Sinan: Daha açık sorayım, g.tün mü yemedi içlerinde olmayı?
Mehmet Öztekin:
 Yoo? O anlamda dışında değildim, çok da içlerindeydim. Ama ilişki kurma boyutunda geride duruyordum birazcık…  Yoksa her şeyin içindeydim, ortasındaydım yani…
Kaan Çaydamlı: Mehmet’in konumu farklı yalnız, bunun altını çizmek lazım. Mehmet bir gün çıktı geldi. “E hoş geldin, sen yukarıda kal” dedim kaldı. Bizim Mehmet’le ilişkimiz hep şu kıvamdaydı: Ne bileyim motorla Antalya’ya doğru yola çıkardım, 60 kilometre kala arardım “Mehmet ne yapıyorsun?” diye… “Ulan bugünlerde bekliyordum senin telefonunu” derdi. Gider bir şeyler yer içerdik, sonra yola devam ederdim… Yani bizim aslında çok daha geride kurulmuş bir ilişkimiz var ve Mehmet zaten “evdeki adam”dı hep… O “evdeki adam” olarak zaten  Mete ve Kaan’ın takıldığı yerde yaşayan bir adamdı…  Bizimle ama bizden başka bir yerdeydi…
Sinan: Sence niye çekti kendini o zaman? Bu kadar güçlü bir şekilde ait hissetmesine rağmen? Aslında bu yapının bir aktörü olduğunu da söylüyor bir bakıma?
Kaan Çaydamlı:
 Hayır! Bu yapının üstündeki! Bu yapının üstündeki bir noktadaki adamlardan biriydi Mehmet…  Onu izleyebiliyordum…
Sinan: Ama sen bir marjla ifade ettin? “Ben daha da dışarıdan bakıyordum” gibi bir ifade kullandın?
Mehmet Öztekin:
 Hmmm… Şuydu… Sinemayla çok fena kafayı kırmış vaziyetteydim. Film yapmaya takmıştım. Bu bana göre daha çok gözlemci olmayı ve bir şeyleri o şekilde yaşamayı gerektiriyor… 
Kaan Çaydamlı: E biz de yeterince yaşıyorduk zaten… Gözünün önünde yaşıyorduk…
Mehmet Öztekin: Evet…
Kaan Çaydamlı: Fotoğraf çekiyordu Mehmet… 
Mehmet Öztekin: Evet… Çok iyi fotoğraf çekmek, çok iyi bir kare çekmek bir tutkudur.

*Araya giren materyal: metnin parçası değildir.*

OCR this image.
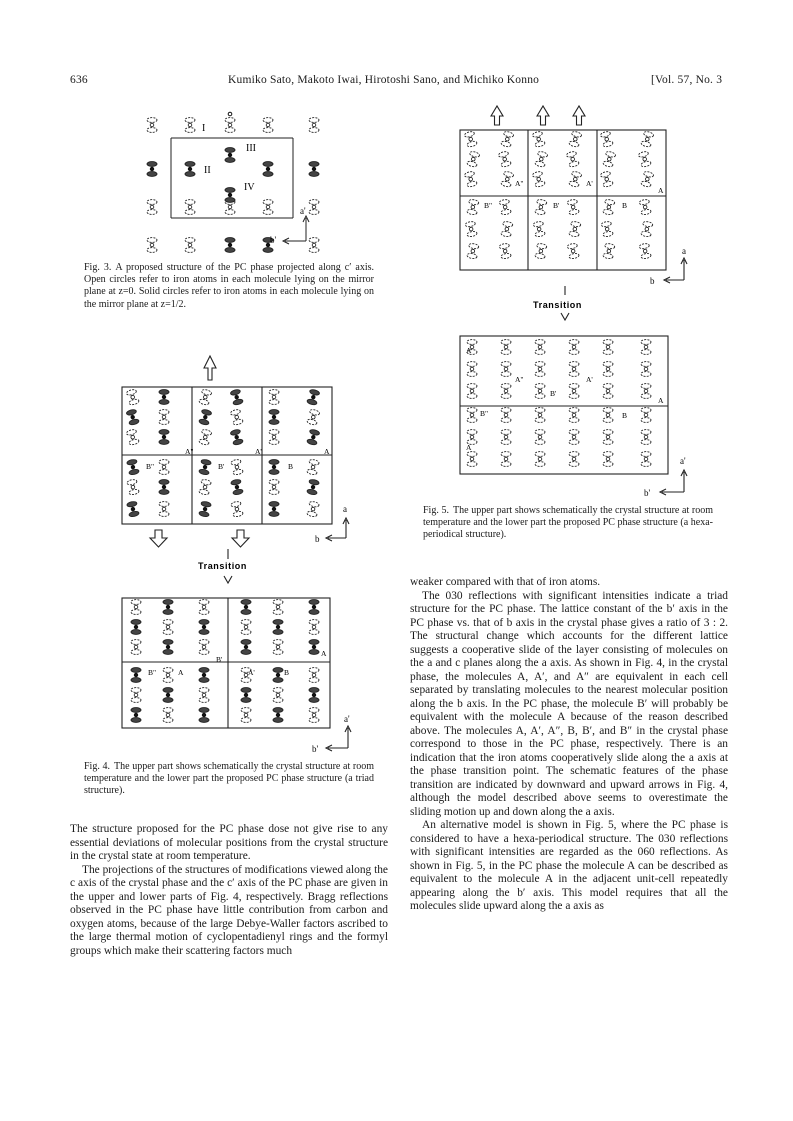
636	Kumiko Sato, Makoto Iwai, Hirotoshi Sano, and Michiko Konno	[Vol. 57, No. 3
I
II
III
IV
a'
b'
Fig. 3. A proposed structure of the PC phase projected along c′ axis. Open circles refer to iron atoms in each molecule lying on the mirror plane at z=0. Solid circles refer to iron atoms in each molecule lying on the mirror plane at z=1/2.
Transition
A"	A'	A
B"	B'	B
B'
A
B"	A	A'	B
a
b
a'
b'
Fig. 4. The upper part shows schematically the crystal structure at room temperature and the lower part the proposed PC phase structure (a triad structure).
Transition
A"	A'
A
B"	B'	B
A"	A'
A
B"
B'
B
A
A
a
b
a'
b'
Fig. 5. The upper part shows schematically the crystal structure at room temperature and the lower part the proposed PC phase structure (a hexa-periodical structure).

The structure proposed for the PC phase dose not give rise to any essential deviations of molecular positions from the crystal structure in the crystal state at room temperature.

The projections of the structures of modifications viewed along the c axis of the crystal phase and the c′ axis of the PC phase are given in the upper and lower parts of Fig. 4, respectively. Bragg reflections observed in the PC phase have little contribution from carbon and oxygen atoms, because of the large Debye-Waller factors ascribed to the large thermal motion of cyclopentadienyl rings and the formyl groups which make their scattering factors much

weaker compared with that of iron atoms.

The 030 reflections with significant intensities indicate a triad structure for the PC phase. The lattice constant of the b′ axis in the PC phase vs. that of b axis in the crystal phase gives a ratio of 3 : 2. The structural change which accounts for the different lattice suggests a cooperative slide of the layer consisting of molecules on the a and c planes along the a axis. As shown in Fig. 4, in the crystal phase, the molecules A, A′, and A″ are equivalent in each cell separated by translating molecules to the nearest molecular position along the b axis. In the PC phase, the molecule B′ will probably be equivalent with the molecule A because of the reason described above. The molecules A, A′, A″, B, B′, and B″ in the crystal phase correspond to those in the PC phase, respectively. There is an indication that the iron atoms cooperatively slide along the a axis at the phase transition point. The schematic features of the phase transition are indicated by downward and upward arrows in Fig. 4, although the model described above seems to overestimate the sliding motion up and down along the a axis.

An alternative model is shown in Fig. 5, where the PC phase is considered to have a hexa-periodical structure. The 030 reflections with significant intensities are regarded as the 060 reflections. As shown in Fig. 5, in the PC phase the molecule A can be described as equivalent to the molecule A in the adjacent unit-cell repeatedly appearing along the b′ axis. This model requires that all the molecules slide upward along the a axis as
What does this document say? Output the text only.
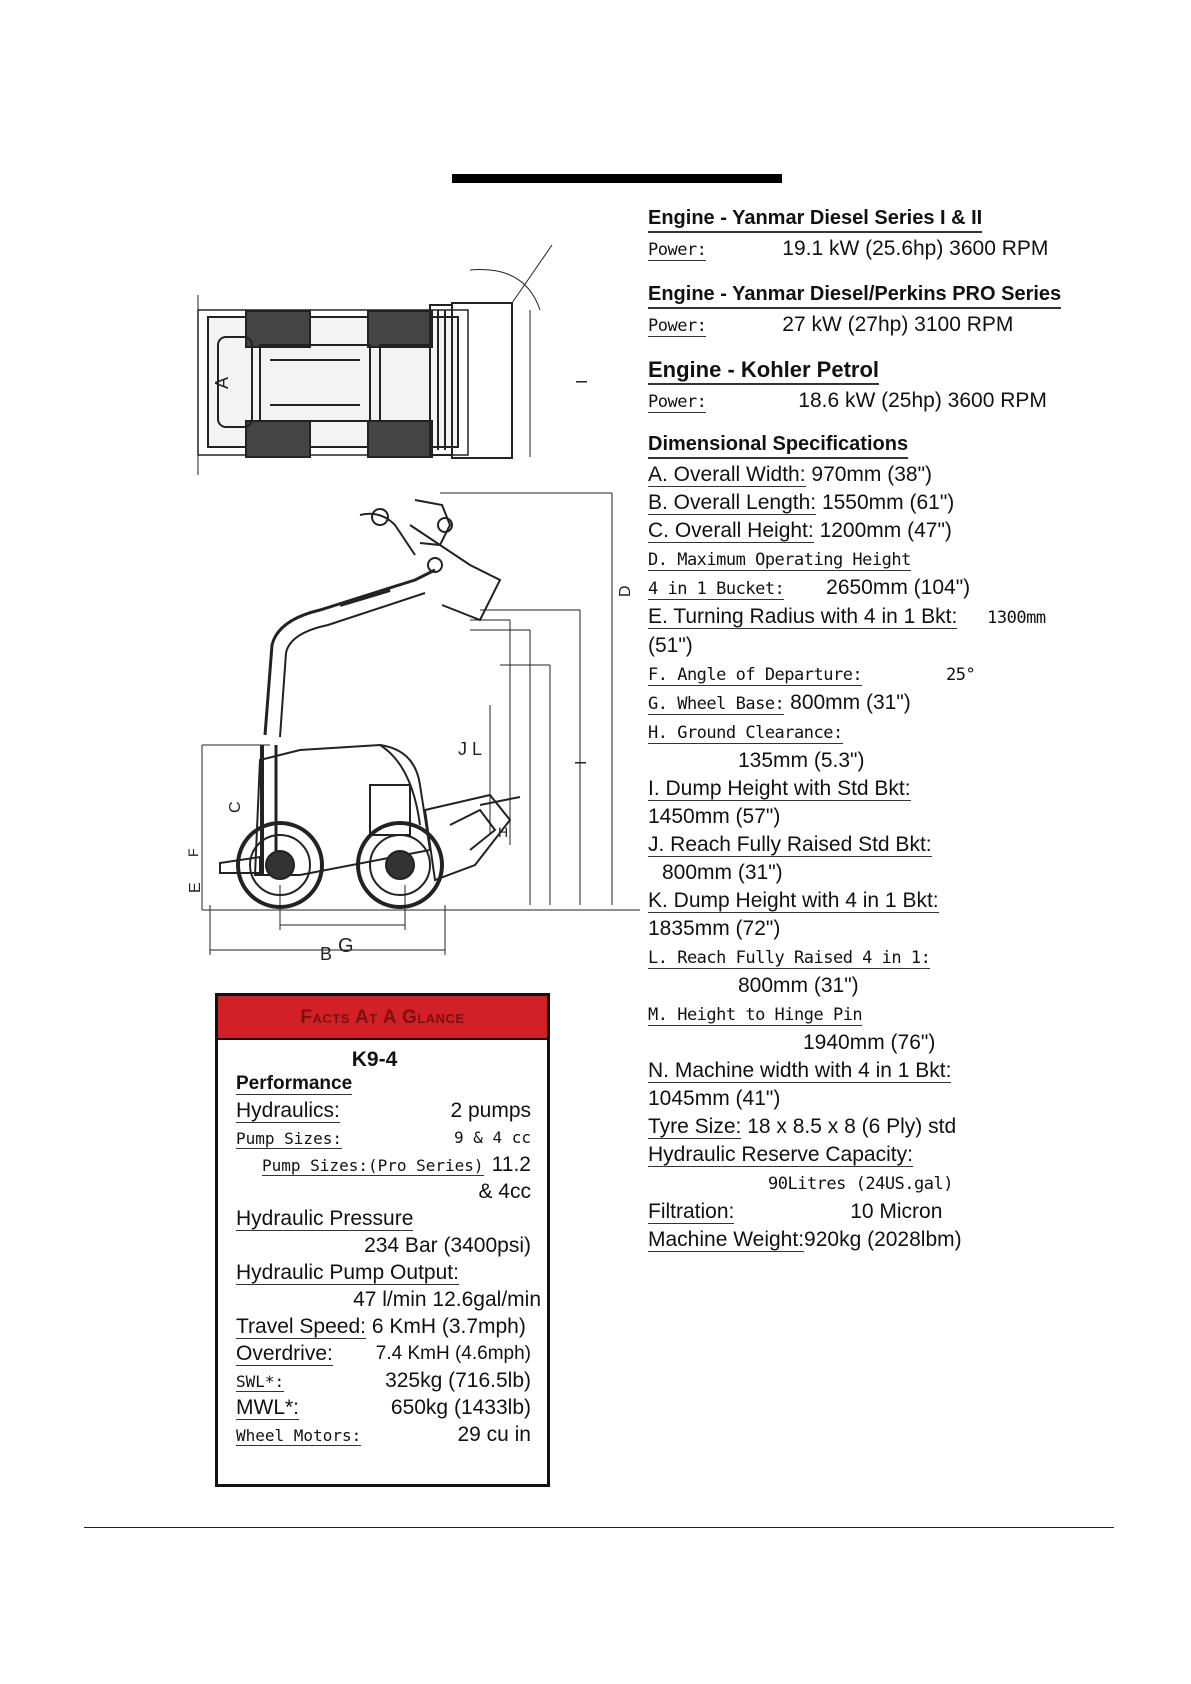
A	I
D
J L
I
C
E
F
H
B G
Engine - Yanmar Diesel Series I & II
Power:	19.1 kW (25.6hp) 3600 RPM
Engine - Yanmar Diesel/Perkins PRO Series
Power:	27 kW (27hp) 3100 RPM
Engine - Kohler Petrol
Power:	18.6 kW (25hp) 3600 RPM
Dimensional Specifications
A. Overall Width: 970mm (38")
B. Overall Length: 1550mm (61")
C. Overall Height: 1200mm (47")
D. Maximum Operating Height
4 in 1 Bucket: 2650mm (104")
E. Turning Radius with 4 in 1 Bkt: 1300mm
(51")
F. Angle of Departure:	25°
G. Wheel Base: 800mm (31")
H. Ground Clearance:
135mm (5.3")
I. Dump Height with Std Bkt:
1450mm (57")
J. Reach Fully Raised Std Bkt:
800mm (31")
K. Dump Height with 4 in 1 Bkt:
1835mm (72")
L. Reach Fully Raised 4 in 1:
800mm (31")
M. Height to Hinge Pin
1940mm (76")
N. Machine width with 4 in 1 Bkt:
1045mm (41")
Tyre Size: 18 x 8.5 x 8 (6 Ply) std
Hydraulic Reserve Capacity:
90Litres (24US.gal)
Filtration:	10 Micron
Machine Weight:920kg (2028lbm)
Facts At A Glance
K9-4
Performance
Hydraulics:	2 pumps
Pump Sizes:	9 & 4 cc
Pump Sizes:(Pro Series) 11.2
& 4cc
Hydraulic Pressure
234 Bar (3400psi)
Hydraulic Pump Output:
47 l/min 12.6gal/min
Travel Speed: 6 KmH (3.7mph)
Overdrive: 7.4 KmH (4.6mph)
SWL*:	325kg (716.5lb)
MWL*:	650kg (1433lb)
Wheel Motors:	29 cu in
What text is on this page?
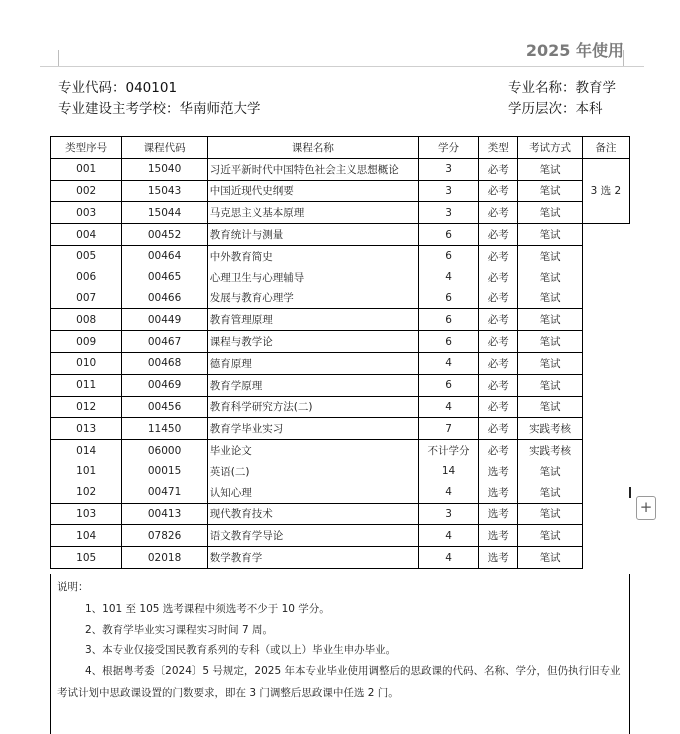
2025 年使用
专业代码：040101	专业名称：教育学
专业建设主考学校：华南师范大学	学历层次：本科
类型序号	课程代码	课程名称	学分	类型	考试方式	备注
001	15040	习近平新时代中国特色社会主义思想概论	3	必考	笔试	3 选 2
002	15043	中国近现代史纲要	3	必考	笔试	
003	15044	马克思主义基本原理	3	必考	笔试	
004	00452	教育统计与测量	6	必考	笔试	
005	00464	中外教育简史	6	必考	笔试	
006	00465	心理卫生与心理辅导	4	必考	笔试	
007	00466	发展与教育心理学	6	必考	笔试	
008	00449	教育管理原理	6	必考	笔试	
009	00467	课程与教学论	6	必考	笔试	
010	00468	德育原理	4	必考	笔试	
011	00469	教育学原理	6	必考	笔试	
012	00456	教育科学研究方法(二)	4	必考	笔试	
013	11450	教育学毕业实习	7	必考	实践考核	
014	06000	毕业论文	不计学分	必考	实践考核	
101	00015	英语(二)	14	选考	笔试	
102	00471	认知心理	4	选考	笔试	
103	00413	现代教育技术	3	选考	笔试	
104	07826	语文教育学导论	4	选考	笔试	
105	02018	数学教育学	4	选考	笔试	
说明：
1、101 至 105 选考课程中须选考不少于 10 学分。
2、教育学毕业实习课程实习时间 7 周。
3、本专业仅接受国民教育系列的专科（或以上）毕业生申办毕业。
4、根据粤考委〔2024〕5 号规定，2025 年本专业毕业使用调整后的思政课的代码、名称、学分，但仍执行旧专业
考试计划中思政课设置的门数要求，即在 3 门调整后思政课中任选 2 门。
+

Bunu tercih edebilirsiniz… Bu bir gün batımıysa mesela; anlık bir şeydir, saniyelik bir şeydir… Onu izlemeyi de tercih edebilirsiniz fotoğrafını çekmek yerine… O anı izleyip tadını çıkartmak da isteyebilirsiniz, o anın tadını çıkartmayı bir yana bırakıp belgelemeyi, fotoğraflamayı da tercih edebilirsiniz… İşte ben fotoğrafı çekmeyi tercih ettim…
Sinan: Sezgisel bir şey mi bu? Sen aslında sinematografik bir şeyin içerisinde olduğunu hissettin ve kaydetmeye başladın bir anlamda?
Mehmet Öztekin:
 Evet, evet…
Sinan: Bu bambaşka, özel bir sezgi çünkü…
Mehmet Öztekin:
 En başından beri sinematografik bir durum olduğunun bilincindeydim…
Sinan: Ve onu gözlemlemeye başladın?
Mehmet Öztekin:
 Evet…
Kaan Çaydamlı: Dışardan geldi zaten Mehmet… Bunun dışında, bir ilişki de yaşıyorduk…  Bir gün Antalya’ya gittim, tanıştık. Sonra bir dönem Antalya’ya yerleştim ama bu kez Mehmet Antalya’da değildi… Ama sürekli ilişki halindeydik… Bu Bodrum’a yerleşti, ben Antalya’ya yerleştim. Sonra ben bir gün Bodrum’a gittim, bir ay falan sürdü. Her sabah yola çıkıyordum ama bir türlü gidemiyordum. (Kahkahalar) Bu adamın da atlayıp bana gelmesi böyledir yani. Gelip hani bir düzen kurup, filim milim bilmem ne derken, birden şu kadar zaman… Anlamadık ki…
Mehmet Öztekin: Ha bak o etkileyici bir hikayedir. Ben Bodrum’da birileriyle böyle kitap mitap falan bir takım işler yaparken Kaan geldi. Bir uzun takıldı, sonra gitti. Sonra bir daha geldi. İkinci gelişinde, yanında çalıştığım insanlara “ben bu adamı götürüyorum” dedi. (Kahkahalar) Bitez’de balık yiyorduk, hiç unutmuyorum. Kaan’la atlayıp İstanbul’a geldik.